It does look bleak, eh? 2/3rds is pretty high bar, and while the guessing is that the motion would pass in the two “lower” houses, the message from the bishops to those who want to change the canon is “Don’t get your hopes up.” That said, lobbying has begun. A Facebook group with over 1400 members has started to gather advocates for the change (and somehow I got named as one of the admins). Its members have sent to every bishop copies of Michael Coren’s book on how he changed his mind on the issue. There will be a booth at General Synod 2016. Most importantly, written letters have been sent to bishops asking them to consider voting in favour of the change, and frequently these letters have spoken of personal experiences of how the Anglican Church of Canada has excluded them.
If I were offering odds I would give the motion a one in three chance of passing. I’ve argued elsewhere that we might still get the 2/3rds in the House of Bishops but it will be close. I would not be surprised it it failed, but gratified if it passes. And if it fails, that would seem to be the end of it, right? Because, after all, General Synod has jurisdiction over doctrine, worship, and discipline. The liturgies we use (BCP 1962 and BAS 1985) were developed and authorized by General Synod. The Marriage Canon was written and amended by General Synod. And the discipline canon, as well as the canon on the relinquishment of ordained ministry, was written and authorized by General Synod. So it would appear that General Synod is the place to change things if one wants to have same-sex marriages, and if it doesn’t then we’re hooped.

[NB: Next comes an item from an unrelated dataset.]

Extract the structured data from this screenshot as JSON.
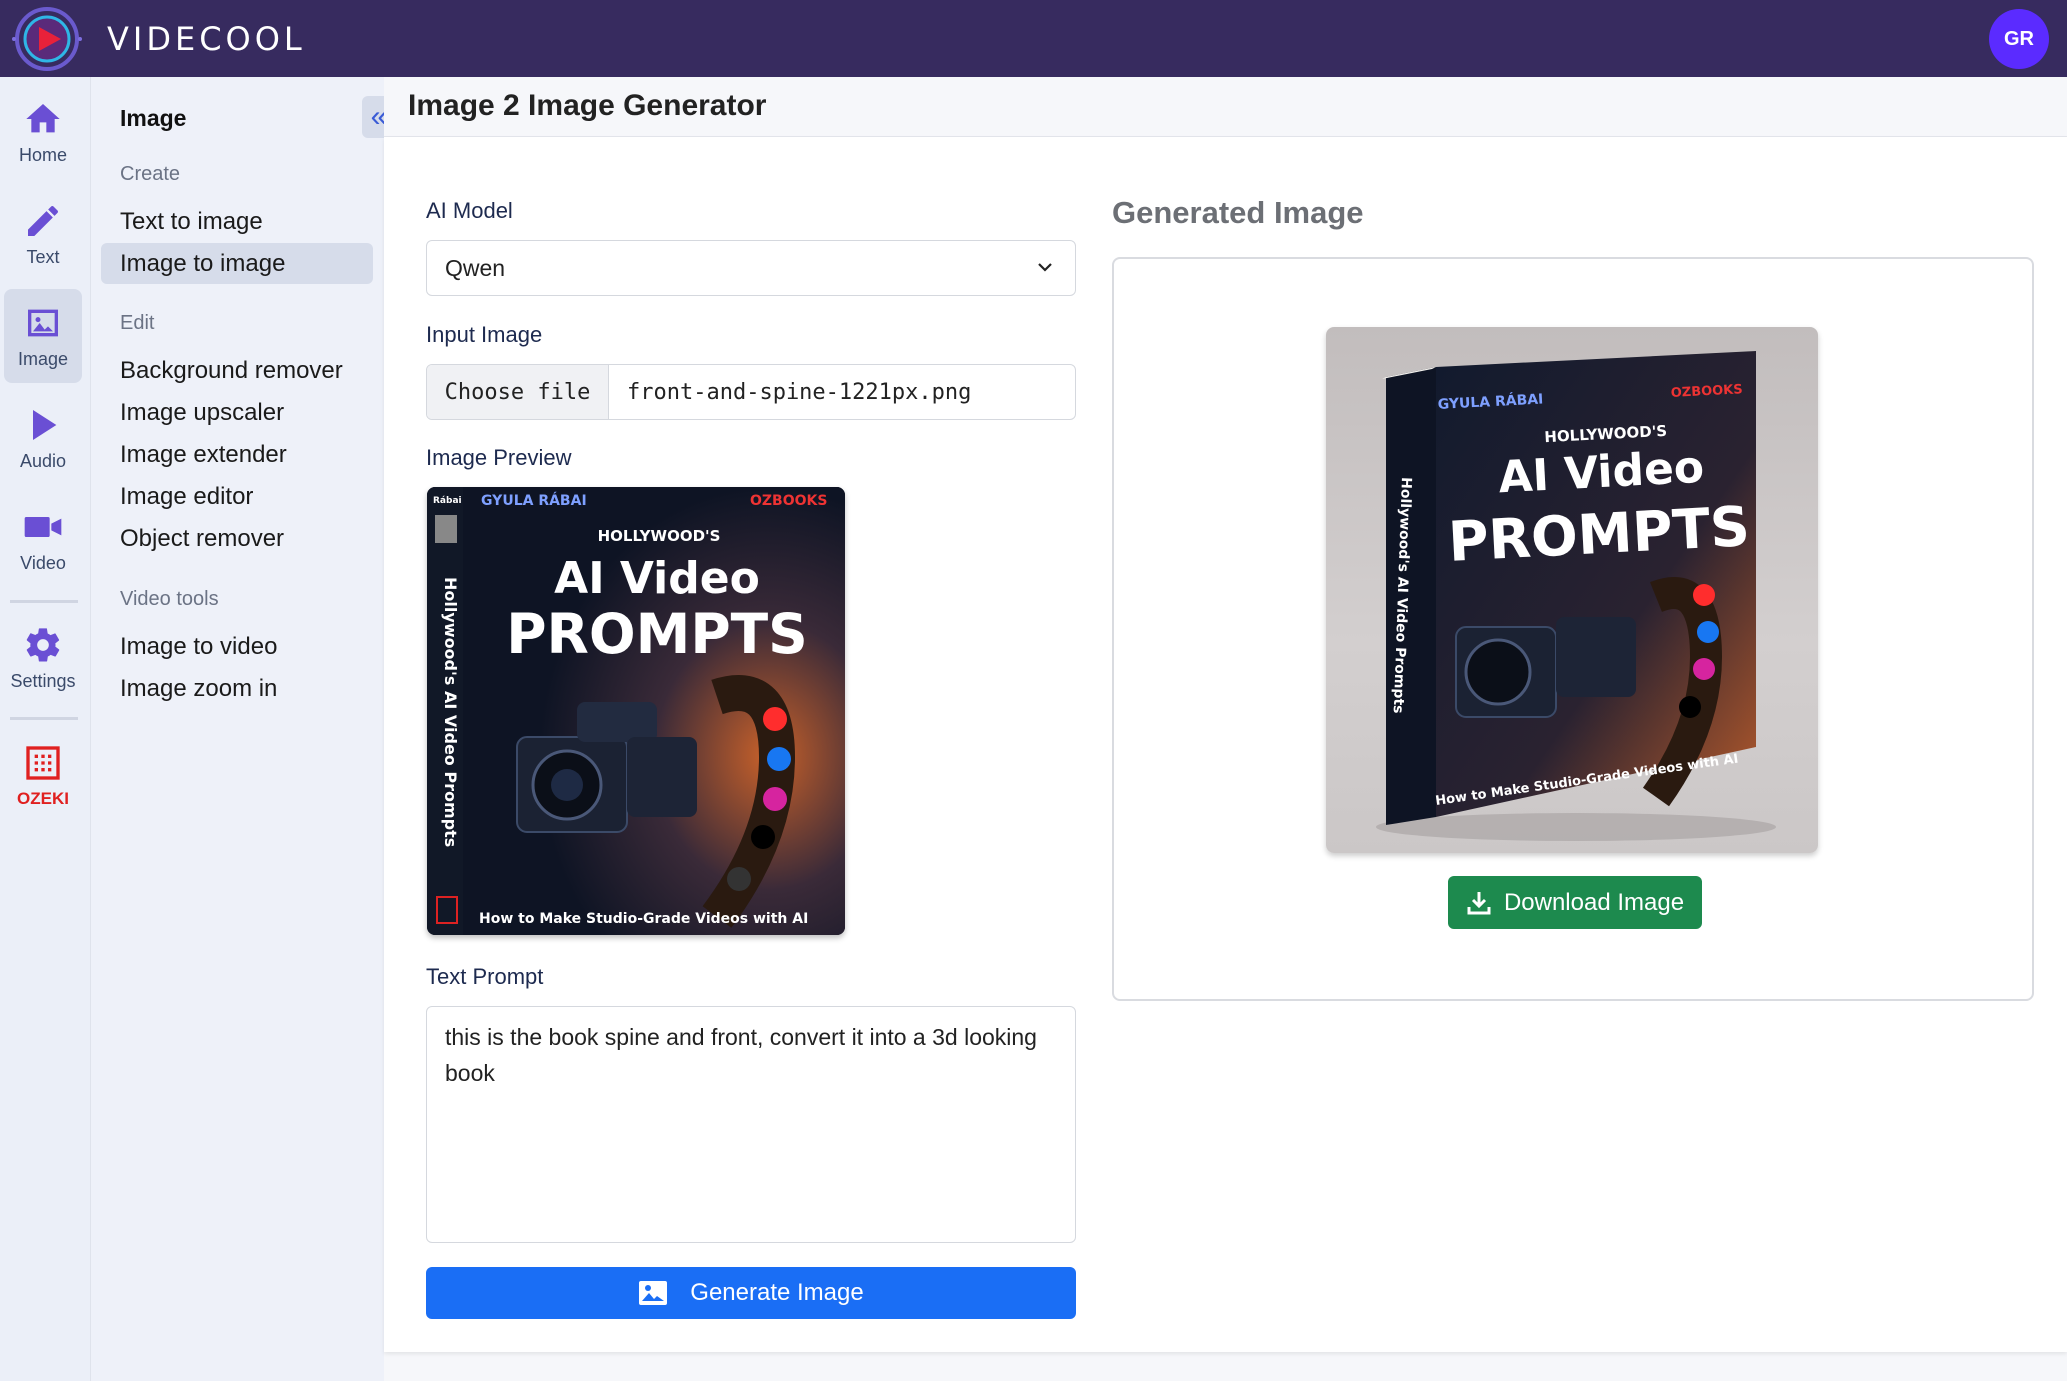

Except, . . . . maybe not. Pace the delegated powers of General Synod over doctrine and worship, and the great deference people give it, that may not be the end of it. There are other options.
If a bishop wanted to empower his or her clergy to marry same-sex couples here’s what they could do.
First, ask the chancellor to review the marriage canon to come up with a legal opinion on the following questions:
1) Is there anything in the Marriage Canon of the General Synod explicitly forbidding same-sex marriage?
2) Does the ius liturgicum of the Ordinary permit the bishop to authorise rites that are not otherwise addressed by the General Synod?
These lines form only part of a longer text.